Dans son dictionnaire historique, Alain Rey[1] raconte comment chaque génération de dictionnaires depuis le XVIIᵉ siècle essaye d’avoir le dernier mot. Le triple zzz du bourdonnement de la mouche utilisé par Claudel a finalement supplanté la boisson égyptienne zythe dans le Petit Robert de 1993. Cette année, au Maroc, à Madagascar, en Indonésie, en Iran, au Togo, au Népal, des mouvements sociaux d’ampleur portés par la jeunesse font trembler les dirigeants en place. Ce sont celles et ceux que les sociologies appellent la « génération Z », née à partir de la fin des années 90. Ils ne jouent pas la mouche du coche mais veulent avoir le dernier mot sur leur avenir et leur émancipation comme les avaient précédés en 2011 les Tunisiens après l’immolation par le feu de Mohamed Bouazizi ou les Égyptiens de la place Tahrir, qui avaient entrainé la chute de plusieurs régimes dans cette grande tentative émancipatrice des jeunesses révoltées que l’on désigna sous l’énoncé des « Printemps arabes » en référence aux révolutions du milieu du XIXᵉ siècle en Europe, appelées le « Printemps des peuples ».

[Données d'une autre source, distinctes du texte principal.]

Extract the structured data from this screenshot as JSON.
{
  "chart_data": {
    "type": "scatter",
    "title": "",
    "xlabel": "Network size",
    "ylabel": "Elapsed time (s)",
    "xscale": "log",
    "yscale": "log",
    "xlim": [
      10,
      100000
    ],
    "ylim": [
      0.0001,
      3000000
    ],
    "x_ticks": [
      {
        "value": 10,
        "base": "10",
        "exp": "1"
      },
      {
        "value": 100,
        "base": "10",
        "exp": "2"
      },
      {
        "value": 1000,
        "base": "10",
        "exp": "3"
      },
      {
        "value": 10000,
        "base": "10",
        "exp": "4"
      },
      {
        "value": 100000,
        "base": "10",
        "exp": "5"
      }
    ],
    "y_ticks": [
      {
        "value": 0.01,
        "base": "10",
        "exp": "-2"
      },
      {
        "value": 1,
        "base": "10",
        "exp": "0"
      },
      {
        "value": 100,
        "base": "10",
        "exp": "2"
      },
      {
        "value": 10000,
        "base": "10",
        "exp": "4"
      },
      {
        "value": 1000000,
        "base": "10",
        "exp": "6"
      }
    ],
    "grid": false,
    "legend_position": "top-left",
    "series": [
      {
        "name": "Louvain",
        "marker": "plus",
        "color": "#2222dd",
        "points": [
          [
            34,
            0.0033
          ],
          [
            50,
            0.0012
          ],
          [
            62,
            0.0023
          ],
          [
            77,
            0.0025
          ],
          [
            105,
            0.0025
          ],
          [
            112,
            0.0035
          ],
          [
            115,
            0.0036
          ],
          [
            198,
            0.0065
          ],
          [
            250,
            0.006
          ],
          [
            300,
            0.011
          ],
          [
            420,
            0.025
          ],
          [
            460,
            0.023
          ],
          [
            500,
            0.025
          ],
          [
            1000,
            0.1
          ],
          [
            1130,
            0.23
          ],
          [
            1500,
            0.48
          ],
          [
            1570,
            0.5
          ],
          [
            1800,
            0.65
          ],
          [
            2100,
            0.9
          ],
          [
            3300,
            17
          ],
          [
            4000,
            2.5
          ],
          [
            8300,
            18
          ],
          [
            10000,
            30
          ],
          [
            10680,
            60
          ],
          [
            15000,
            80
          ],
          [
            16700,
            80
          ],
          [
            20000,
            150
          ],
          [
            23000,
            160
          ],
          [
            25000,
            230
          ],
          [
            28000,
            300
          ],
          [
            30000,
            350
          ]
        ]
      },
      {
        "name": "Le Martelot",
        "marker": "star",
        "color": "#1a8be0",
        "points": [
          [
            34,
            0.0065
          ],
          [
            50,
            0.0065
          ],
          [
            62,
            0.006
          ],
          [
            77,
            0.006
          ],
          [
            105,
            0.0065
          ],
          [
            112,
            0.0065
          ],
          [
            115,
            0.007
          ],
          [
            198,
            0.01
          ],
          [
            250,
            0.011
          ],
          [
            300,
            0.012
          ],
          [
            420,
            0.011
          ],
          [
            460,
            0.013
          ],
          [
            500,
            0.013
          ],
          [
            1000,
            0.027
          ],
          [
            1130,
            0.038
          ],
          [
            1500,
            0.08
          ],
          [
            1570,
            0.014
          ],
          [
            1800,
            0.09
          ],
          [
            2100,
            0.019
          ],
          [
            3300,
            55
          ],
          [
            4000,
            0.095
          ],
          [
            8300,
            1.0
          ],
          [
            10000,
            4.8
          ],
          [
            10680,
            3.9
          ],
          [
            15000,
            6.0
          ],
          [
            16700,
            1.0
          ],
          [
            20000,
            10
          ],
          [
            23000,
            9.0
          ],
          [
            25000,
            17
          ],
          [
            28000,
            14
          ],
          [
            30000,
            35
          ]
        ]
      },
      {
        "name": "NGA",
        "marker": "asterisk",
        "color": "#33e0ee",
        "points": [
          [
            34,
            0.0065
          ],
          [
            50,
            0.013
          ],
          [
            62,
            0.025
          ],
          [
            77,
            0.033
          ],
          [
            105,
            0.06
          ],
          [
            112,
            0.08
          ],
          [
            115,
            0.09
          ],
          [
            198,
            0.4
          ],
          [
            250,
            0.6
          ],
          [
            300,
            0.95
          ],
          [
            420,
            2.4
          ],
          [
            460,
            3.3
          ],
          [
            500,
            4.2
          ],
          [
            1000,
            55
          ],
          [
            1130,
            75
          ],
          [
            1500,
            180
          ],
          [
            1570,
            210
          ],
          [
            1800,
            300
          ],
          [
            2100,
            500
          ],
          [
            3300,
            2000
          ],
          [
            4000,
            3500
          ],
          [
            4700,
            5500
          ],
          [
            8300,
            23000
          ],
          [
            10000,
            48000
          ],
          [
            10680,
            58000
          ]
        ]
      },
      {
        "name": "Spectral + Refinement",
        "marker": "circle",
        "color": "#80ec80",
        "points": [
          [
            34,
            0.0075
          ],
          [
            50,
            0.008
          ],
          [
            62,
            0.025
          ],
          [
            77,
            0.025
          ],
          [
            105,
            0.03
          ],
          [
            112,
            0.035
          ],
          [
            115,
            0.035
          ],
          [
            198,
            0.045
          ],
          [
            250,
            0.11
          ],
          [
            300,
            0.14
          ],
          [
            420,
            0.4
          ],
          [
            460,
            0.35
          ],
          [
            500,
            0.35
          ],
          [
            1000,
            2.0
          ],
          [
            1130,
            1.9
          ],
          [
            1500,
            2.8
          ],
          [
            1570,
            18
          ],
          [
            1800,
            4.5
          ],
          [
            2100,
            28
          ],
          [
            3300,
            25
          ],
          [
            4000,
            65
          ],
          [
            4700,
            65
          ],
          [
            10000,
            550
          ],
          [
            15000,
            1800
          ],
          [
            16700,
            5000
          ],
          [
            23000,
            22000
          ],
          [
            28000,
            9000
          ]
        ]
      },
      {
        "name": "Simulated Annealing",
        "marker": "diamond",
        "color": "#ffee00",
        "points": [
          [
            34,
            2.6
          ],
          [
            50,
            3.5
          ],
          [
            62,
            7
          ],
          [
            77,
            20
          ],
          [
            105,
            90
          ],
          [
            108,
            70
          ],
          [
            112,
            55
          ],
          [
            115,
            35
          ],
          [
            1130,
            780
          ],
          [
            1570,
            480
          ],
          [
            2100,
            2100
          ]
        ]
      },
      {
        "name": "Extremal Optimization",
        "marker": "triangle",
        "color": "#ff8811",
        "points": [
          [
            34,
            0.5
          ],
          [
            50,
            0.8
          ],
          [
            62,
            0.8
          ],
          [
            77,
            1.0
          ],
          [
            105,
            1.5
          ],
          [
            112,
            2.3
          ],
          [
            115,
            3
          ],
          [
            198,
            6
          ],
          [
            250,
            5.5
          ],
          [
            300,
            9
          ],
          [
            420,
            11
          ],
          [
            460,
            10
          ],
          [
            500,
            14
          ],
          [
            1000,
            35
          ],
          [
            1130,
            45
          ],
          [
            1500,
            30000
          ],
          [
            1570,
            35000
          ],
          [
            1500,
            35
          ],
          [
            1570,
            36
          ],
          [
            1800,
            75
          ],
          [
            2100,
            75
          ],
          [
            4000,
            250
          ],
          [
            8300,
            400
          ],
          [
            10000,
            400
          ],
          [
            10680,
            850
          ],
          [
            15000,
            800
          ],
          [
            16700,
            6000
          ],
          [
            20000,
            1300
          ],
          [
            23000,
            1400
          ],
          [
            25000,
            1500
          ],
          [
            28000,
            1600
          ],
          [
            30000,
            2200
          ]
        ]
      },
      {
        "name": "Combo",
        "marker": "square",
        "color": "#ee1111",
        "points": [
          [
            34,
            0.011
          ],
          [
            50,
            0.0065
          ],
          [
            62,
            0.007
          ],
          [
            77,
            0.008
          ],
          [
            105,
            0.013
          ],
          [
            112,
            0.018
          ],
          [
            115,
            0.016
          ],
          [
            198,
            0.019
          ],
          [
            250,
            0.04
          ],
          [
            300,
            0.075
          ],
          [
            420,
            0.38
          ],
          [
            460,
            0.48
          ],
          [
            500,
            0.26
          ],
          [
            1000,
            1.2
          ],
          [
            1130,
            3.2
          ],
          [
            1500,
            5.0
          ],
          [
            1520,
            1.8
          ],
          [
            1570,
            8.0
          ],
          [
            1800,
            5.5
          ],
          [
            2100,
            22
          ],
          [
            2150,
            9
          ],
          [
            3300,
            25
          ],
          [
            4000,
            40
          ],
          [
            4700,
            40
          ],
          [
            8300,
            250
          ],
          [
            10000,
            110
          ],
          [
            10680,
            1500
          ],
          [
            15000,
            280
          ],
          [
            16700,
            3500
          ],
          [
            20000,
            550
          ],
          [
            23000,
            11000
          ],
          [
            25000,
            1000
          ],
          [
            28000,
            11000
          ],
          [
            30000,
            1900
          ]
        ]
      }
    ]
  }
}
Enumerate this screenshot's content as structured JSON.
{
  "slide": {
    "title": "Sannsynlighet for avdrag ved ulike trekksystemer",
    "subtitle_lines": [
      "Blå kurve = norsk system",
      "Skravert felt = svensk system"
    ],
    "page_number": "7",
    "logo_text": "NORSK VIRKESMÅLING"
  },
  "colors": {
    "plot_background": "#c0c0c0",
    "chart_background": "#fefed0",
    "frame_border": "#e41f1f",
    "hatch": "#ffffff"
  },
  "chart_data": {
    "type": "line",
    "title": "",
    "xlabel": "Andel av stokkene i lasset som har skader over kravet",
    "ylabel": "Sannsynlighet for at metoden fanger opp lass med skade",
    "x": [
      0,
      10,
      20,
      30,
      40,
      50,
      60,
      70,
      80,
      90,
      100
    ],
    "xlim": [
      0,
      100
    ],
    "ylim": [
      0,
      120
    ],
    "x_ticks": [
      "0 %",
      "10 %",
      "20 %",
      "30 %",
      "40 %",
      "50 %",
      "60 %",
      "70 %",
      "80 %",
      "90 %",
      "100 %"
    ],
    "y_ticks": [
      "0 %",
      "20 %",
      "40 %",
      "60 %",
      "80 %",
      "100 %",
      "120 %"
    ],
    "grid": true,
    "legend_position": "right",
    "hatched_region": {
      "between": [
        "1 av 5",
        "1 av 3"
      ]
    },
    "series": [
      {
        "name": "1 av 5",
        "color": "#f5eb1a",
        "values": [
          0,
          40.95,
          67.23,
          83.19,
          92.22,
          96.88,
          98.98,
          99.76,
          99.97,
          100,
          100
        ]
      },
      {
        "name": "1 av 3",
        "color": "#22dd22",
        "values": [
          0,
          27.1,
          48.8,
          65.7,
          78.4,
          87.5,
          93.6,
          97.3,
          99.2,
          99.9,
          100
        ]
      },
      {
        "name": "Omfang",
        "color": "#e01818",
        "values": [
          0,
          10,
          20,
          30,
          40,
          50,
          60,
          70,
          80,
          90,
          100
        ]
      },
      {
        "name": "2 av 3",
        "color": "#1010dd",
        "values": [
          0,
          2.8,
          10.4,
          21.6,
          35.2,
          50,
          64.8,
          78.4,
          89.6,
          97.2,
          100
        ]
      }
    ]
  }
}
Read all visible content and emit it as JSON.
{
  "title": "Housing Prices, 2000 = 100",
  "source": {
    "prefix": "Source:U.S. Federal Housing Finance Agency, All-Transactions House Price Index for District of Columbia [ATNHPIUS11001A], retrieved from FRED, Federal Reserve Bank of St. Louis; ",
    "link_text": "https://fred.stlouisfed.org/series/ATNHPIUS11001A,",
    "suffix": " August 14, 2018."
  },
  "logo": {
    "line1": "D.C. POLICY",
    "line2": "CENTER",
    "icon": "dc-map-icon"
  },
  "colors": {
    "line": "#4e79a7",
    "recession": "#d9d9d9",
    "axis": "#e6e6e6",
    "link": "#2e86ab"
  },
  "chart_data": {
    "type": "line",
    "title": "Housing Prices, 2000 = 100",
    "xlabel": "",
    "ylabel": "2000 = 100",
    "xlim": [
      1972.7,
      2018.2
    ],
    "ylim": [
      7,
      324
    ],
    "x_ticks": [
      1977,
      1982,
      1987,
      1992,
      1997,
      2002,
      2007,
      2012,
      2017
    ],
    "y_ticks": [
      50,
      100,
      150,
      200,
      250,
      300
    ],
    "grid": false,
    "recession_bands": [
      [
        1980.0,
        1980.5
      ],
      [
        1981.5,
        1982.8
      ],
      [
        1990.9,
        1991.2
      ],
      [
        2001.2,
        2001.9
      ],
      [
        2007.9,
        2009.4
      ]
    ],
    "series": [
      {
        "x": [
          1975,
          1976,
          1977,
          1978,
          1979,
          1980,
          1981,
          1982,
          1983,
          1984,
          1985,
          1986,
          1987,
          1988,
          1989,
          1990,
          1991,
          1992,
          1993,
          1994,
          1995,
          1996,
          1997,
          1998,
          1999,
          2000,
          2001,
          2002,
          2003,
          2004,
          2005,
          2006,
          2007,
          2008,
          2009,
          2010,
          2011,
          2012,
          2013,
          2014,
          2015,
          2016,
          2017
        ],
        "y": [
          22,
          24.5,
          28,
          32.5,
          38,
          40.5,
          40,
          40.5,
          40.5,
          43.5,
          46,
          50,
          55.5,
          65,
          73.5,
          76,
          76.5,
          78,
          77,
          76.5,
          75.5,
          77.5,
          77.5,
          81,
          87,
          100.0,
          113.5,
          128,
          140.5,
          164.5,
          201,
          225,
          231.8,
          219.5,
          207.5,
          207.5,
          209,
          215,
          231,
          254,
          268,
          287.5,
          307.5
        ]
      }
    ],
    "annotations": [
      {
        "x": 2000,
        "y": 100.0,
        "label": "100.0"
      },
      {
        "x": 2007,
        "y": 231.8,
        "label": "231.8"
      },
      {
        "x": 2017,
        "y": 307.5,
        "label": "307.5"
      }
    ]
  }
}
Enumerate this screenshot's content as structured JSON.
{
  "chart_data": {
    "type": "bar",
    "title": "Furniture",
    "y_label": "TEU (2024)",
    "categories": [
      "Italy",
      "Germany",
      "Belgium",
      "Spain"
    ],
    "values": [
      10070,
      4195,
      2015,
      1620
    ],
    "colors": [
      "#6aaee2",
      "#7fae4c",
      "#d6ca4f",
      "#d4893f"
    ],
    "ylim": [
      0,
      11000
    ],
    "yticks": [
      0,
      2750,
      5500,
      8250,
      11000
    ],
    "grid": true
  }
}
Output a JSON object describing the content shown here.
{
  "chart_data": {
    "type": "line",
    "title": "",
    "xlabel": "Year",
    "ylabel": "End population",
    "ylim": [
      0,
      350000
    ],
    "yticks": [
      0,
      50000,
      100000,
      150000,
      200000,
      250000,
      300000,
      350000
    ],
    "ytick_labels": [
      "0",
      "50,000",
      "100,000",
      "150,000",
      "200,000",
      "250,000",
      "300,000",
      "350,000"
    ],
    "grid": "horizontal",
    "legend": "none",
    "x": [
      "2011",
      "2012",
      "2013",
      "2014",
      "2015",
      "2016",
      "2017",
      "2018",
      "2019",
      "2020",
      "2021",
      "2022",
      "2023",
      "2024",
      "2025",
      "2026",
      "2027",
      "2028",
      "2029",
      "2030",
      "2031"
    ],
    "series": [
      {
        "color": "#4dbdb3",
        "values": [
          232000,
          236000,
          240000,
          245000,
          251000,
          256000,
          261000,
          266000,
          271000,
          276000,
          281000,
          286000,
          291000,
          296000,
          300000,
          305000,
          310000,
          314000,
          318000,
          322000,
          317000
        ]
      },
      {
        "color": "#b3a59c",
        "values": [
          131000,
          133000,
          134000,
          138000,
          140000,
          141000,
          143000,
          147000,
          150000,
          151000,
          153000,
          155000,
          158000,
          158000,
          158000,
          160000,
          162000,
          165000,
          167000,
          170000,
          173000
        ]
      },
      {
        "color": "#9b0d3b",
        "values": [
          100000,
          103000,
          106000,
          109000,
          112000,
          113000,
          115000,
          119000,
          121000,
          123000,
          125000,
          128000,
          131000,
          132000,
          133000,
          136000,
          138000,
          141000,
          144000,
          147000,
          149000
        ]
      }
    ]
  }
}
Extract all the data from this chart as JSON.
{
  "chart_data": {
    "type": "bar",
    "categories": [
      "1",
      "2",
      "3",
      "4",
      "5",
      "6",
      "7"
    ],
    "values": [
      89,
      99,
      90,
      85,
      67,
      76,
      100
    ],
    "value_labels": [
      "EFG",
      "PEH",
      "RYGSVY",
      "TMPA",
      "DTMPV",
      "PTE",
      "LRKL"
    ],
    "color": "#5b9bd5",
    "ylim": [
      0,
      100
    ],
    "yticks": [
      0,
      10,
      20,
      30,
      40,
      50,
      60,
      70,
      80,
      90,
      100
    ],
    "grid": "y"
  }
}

Sociologie des générations
L’appellation génération Z vient des travaux en sociologie des générations [2] qui expliquent que chaque génération partage une conscience historique commune, liée aux évènements vécus pendant sa jeunesse qui construisent son imaginaire politique. En 1991, deux historiens [3] ont systématisé cette approche en proposant une lecture de l’histoire des États-Unis autour de cycles générationnels qu’ils ont appelés X, Y et Z pour les trois dernières arrivées à l’âge adulte. Chaque génération apparait dans un climat politique, technique, économique ou social spécifique qui détermine des attitudes propres à chacune. La génération X née entre 1965 et 1980 a grandi dans un monde marqué par la fin des Trente Glorieuses, la fin de la guerre froide, l’essor de la mondialisation, mais surtout elle a vécu la transition informatique avec les premiers ordinateurs personnels, les jeux vidéo et les débuts d’internet. La génération Y née entre 1980 et 2000 a connu l’idée d’une mondialisation heureuse, le smartphone, l’extension d’internet et des réseaux sociaux.